Молча глядит в окно на молодую луну, и я терпеливо жду его ответа, хотя я хочу вцепиться в его бороду и обвинить его в том, что он бессердечный мерзавец, раз не может солгать беременной женщине и сказать, что старость у нас будет всем на зависть: теплая, уютная и длинная.
— Я признавался в любви лишь одной женщине, — Родион продолжает пялится в окно. — И когда эта женщина умерла на моих руках, я пожелал больше не знать этого чувства. Слишком больно, страшно, Яна. Для меня любовь — это не розовые единороги, сердечки и радость, это постоянный страх за близкого человека и это моя уязвимость. Я о Насте думал, думаю и буду думать каждую секунду, и теперь в мои мысли и тревоги влезла и ты…
Последняя фраза прозвучала с обидой и легкой злостью, которая меня кусает в сердце недовольством, но я медленно выдыхаю гнев, который сейчас очень не к стати. Может, я помолчу и мне, наконец, признаются в любви. Моргаю в темноте и жду, однако Родион молчит и пялится на чертову луну.
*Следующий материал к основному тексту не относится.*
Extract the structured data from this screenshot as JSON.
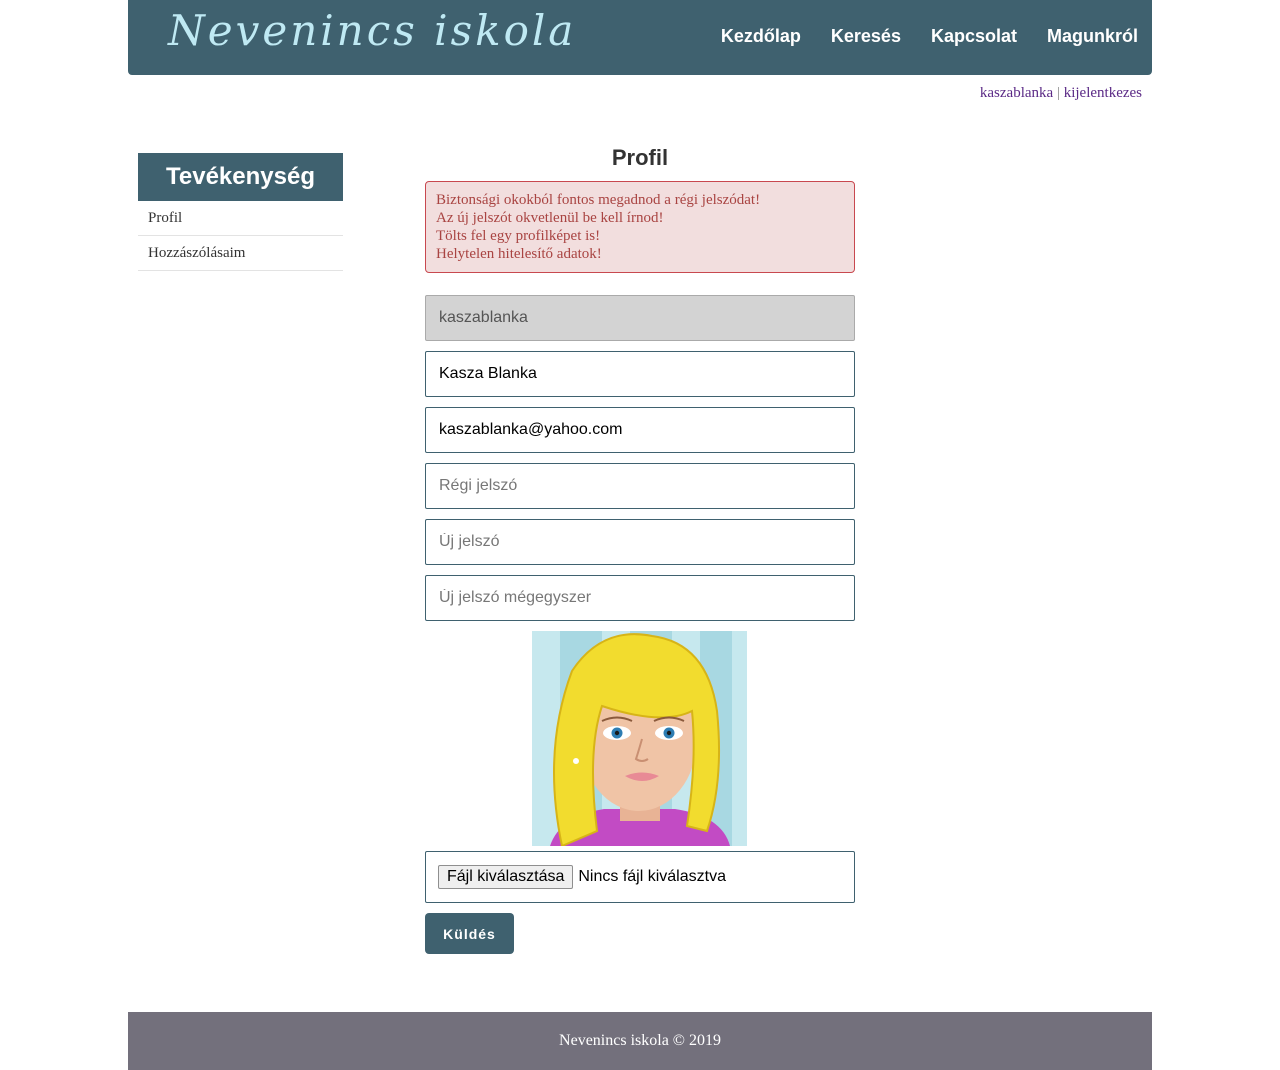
{
  "header": {
    "logo": "Nevenincs iskola",
    "nav": [
      "Kezdőlap",
      "Keresés",
      "Kapcsolat",
      "Magunkról"
    ]
  },
  "userbar": {
    "username": "kaszablanka",
    "separator": "|",
    "logout": "kijelentkezes"
  },
  "sidebar": {
    "title": "Tevékenység",
    "items": [
      "Profil",
      "Hozzászólásaim"
    ]
  },
  "main": {
    "title": "Profil",
    "errors": [
      "Biztonsági okokból fontos megadnod a régi jelszódat!",
      "Az új jelszót okvetlenül be kell írnod!",
      "Tölts fel egy profilképet is!",
      "Helytelen hitelesítő adatok!"
    ],
    "form": {
      "username_value": "kaszablanka",
      "fullname_value": "Kasza Blanka",
      "email_value": "kaszablanka@yahoo.com",
      "old_password_placeholder": "Régi jelszó",
      "new_password_placeholder": "Új jelszó",
      "new_password_again_placeholder": "Új jelszó mégegyszer",
      "file_button": "Fájl kiválasztása",
      "file_status": "Nincs fájl kiválasztva",
      "submit": "Küldés"
    }
  },
  "footer": {
    "text": "Nevenincs iskola © 2019"
  },
  "colors": {
    "brand": "#3f616f",
    "logo": "#bfe9f3",
    "alert_bg": "#f2dede",
    "alert_text": "#a94442",
    "footer": "#73707c",
    "link": "#5b2a86"
  }
}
Я встаю, придерживая полотенце на груди, подплываю к окну и резко задергиваю шторы, чтобы гадкая луна не соблазняла и не гипнотизировала моего гостя, от которого я все еще надеюсь получить признание.
— И?
— Что и? — голос у Родиона недоуменный и тихий. — Я все сказал.
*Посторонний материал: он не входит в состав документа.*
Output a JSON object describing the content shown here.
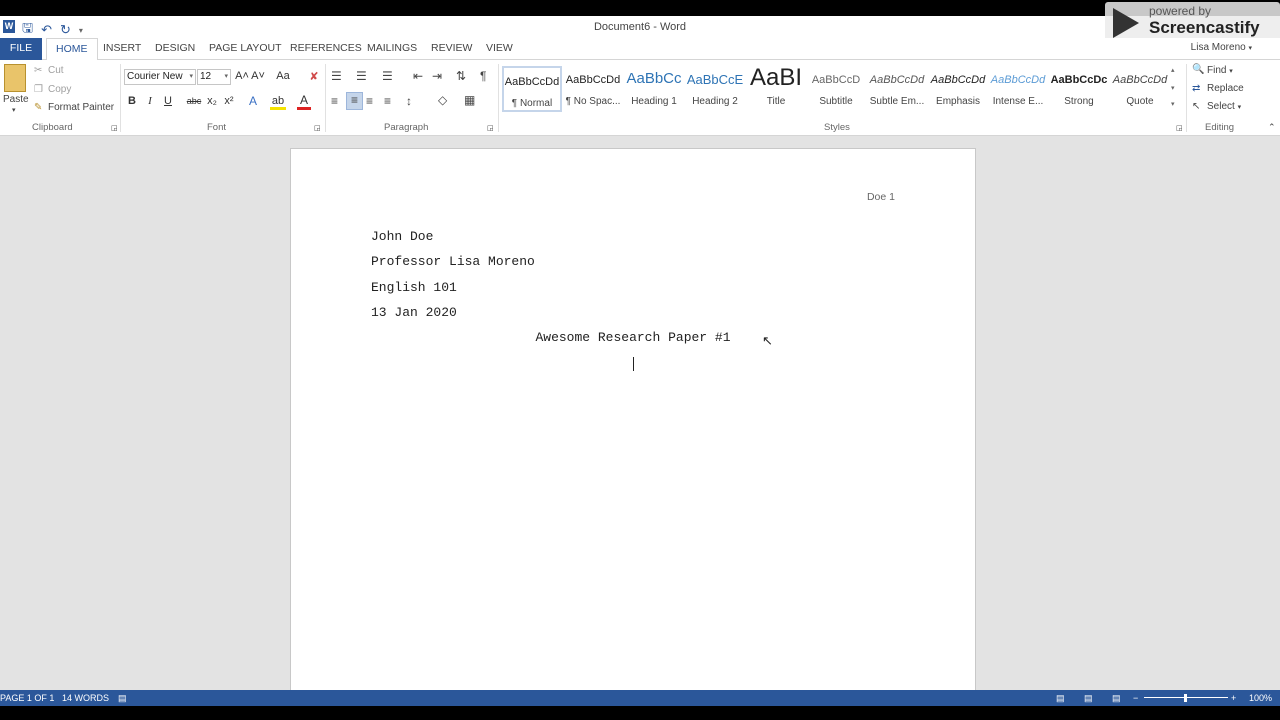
{
  "window": {
    "title": "Document6 - Word",
    "user": "Lisa Moreno"
  },
  "tabs": [
    "FILE",
    "HOME",
    "INSERT",
    "DESIGN",
    "PAGE LAYOUT",
    "REFERENCES",
    "MAILINGS",
    "REVIEW",
    "VIEW"
  ],
  "clipboard": {
    "paste": "Paste",
    "cut": "Cut",
    "copy": "Copy",
    "format_painter": "Format Painter",
    "label": "Clipboard"
  },
  "font": {
    "family": "Courier New",
    "size": "12",
    "label": "Font",
    "bold": "B",
    "italic": "I",
    "underline": "U",
    "strike": "abc",
    "sub": "x₂",
    "sup": "x²",
    "grow": "A˄",
    "shrink": "A˅",
    "case": "Aa",
    "text_effects": "A",
    "highlight": "ab",
    "font_color": "A"
  },
  "paragraph": {
    "label": "Paragraph",
    "pilcrow": "¶"
  },
  "styles": {
    "label": "Styles",
    "items": [
      {
        "sample": "AaBbCcDd",
        "label": "¶ Normal"
      },
      {
        "sample": "AaBbCcDd",
        "label": "¶ No Spac..."
      },
      {
        "sample": "AaBbCc",
        "label": "Heading 1"
      },
      {
        "sample": "AaBbCcE",
        "label": "Heading 2"
      },
      {
        "sample": "AaBI",
        "label": "Title"
      },
      {
        "sample": "AaBbCcD",
        "label": "Subtitle"
      },
      {
        "sample": "AaBbCcDd",
        "label": "Subtle Em..."
      },
      {
        "sample": "AaBbCcDd",
        "label": "Emphasis"
      },
      {
        "sample": "AaBbCcDd",
        "label": "Intense E..."
      },
      {
        "sample": "AaBbCcDc",
        "label": "Strong"
      },
      {
        "sample": "AaBbCcDd",
        "label": "Quote"
      }
    ]
  },
  "editing": {
    "find": "Find",
    "replace": "Replace",
    "select": "Select",
    "label": "Editing"
  },
  "document": {
    "header": "Doe 1",
    "lines": [
      "John Doe",
      "Professor Lisa Moreno",
      "English 101",
      "13 Jan 2020"
    ],
    "title": "Awesome Research Paper #1"
  },
  "status": {
    "page": "PAGE 1 OF 1",
    "words": "14 WORDS",
    "zoom": "100%"
  },
  "watermark": {
    "powered": "powered by",
    "brand": "Screencastify"
  },
  "colors": {
    "accent": "#2b579a"
  }
}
— Нет, не все, — упрямо отвечаю я и твердо требую. — Хочу признания!
— Того признания, которое обесценилось? Того признания, которое говорят лжецы и того признания, что звучит из каждого утюга?
— Тебе жалко, что ли?
— Что, прости? — тембр Родиона вибрирует гневным изумлением.
Я чешу бровь, и в следующее мгновение скидываю полотенце. Я ему докажу, что то признание, которое я хочу услышать, все еще имеет силу. Шагаю к Родиону и грациозно сажусь на его колени. Меня немедленно обвивают теплые и крепкие объятия, и я с трепетом целую жадные губы, прижав ладони к горячей шее.
Руки Родиона скользят по моей спине, поглаживают бедра и поднимаются к груди. Мягко отпрянув на несколько сантиметров, я жарко выдыхаю в губы Родиона:
— Я люблю тебя.
Он замирает, и я слышу в тишине, как гулко и часто бьется его сердце в груди. Тривиальное и неоригинальное признание звучит в тишине терпким и сладким заклинанием, что оглушает Родиона и лишает его слов. Он касается моего лица, пробегает пальцами по щекам и губам и шепчет:
— Повтори.
— Я люблю тебя, — я вглядываюсь в его глаза, — и, кажется, я согласна тебя любить и без взаимности…
Целует меня с той нежностью, в которой можно утонуть и растворится без остатка. Пусть в темноте и не звучат слова, которые я хотела бы услышать, но неторопливые ласки убеждают меня в том, что Родион — мой и только мой, и он желает быть лишь со мной и ни с кем больше.
Он скидывает на пол пиджак, и я в требовательной спешке расстегиваю пуговицы на рубашке, чтобы в следующее мгновение прильнуть к его мощной и мускулистой груди и обвить крепкую шею ослабевшими от желания руками. Родион валит меня на скрипнувший диван, клацает пряжкой ремня и неуклюже стягивает брюки, жадно испивая из меня поцелуи и стоны.
Я чувствую его бурлящее возбуждение на коже прерывистым и неровным дыханием, но берет он меня медленно, проникая на всю длину сантиметр за сантиметром без резких толчков, будто познает мое тело изнутри. Вжавшись в бедра, Родион душит в объятиях, терзая мычащий рот глубокими и влажными поцелуями.
Я заполнена до краев желанием, и оно выплескивается из меня жалобными стонами, которые упрашивают жестокого искусителя, чьи губы обхватывают мочку уха, ни в коем случае не останавливаться. Член Родиона поршнем скользит во мне, разгоняя по крови огонь, и я в помутнении рассудка бесстыдно рвано приподнимаю бедра, чтобы принять твердое мужское естество как можно глубже.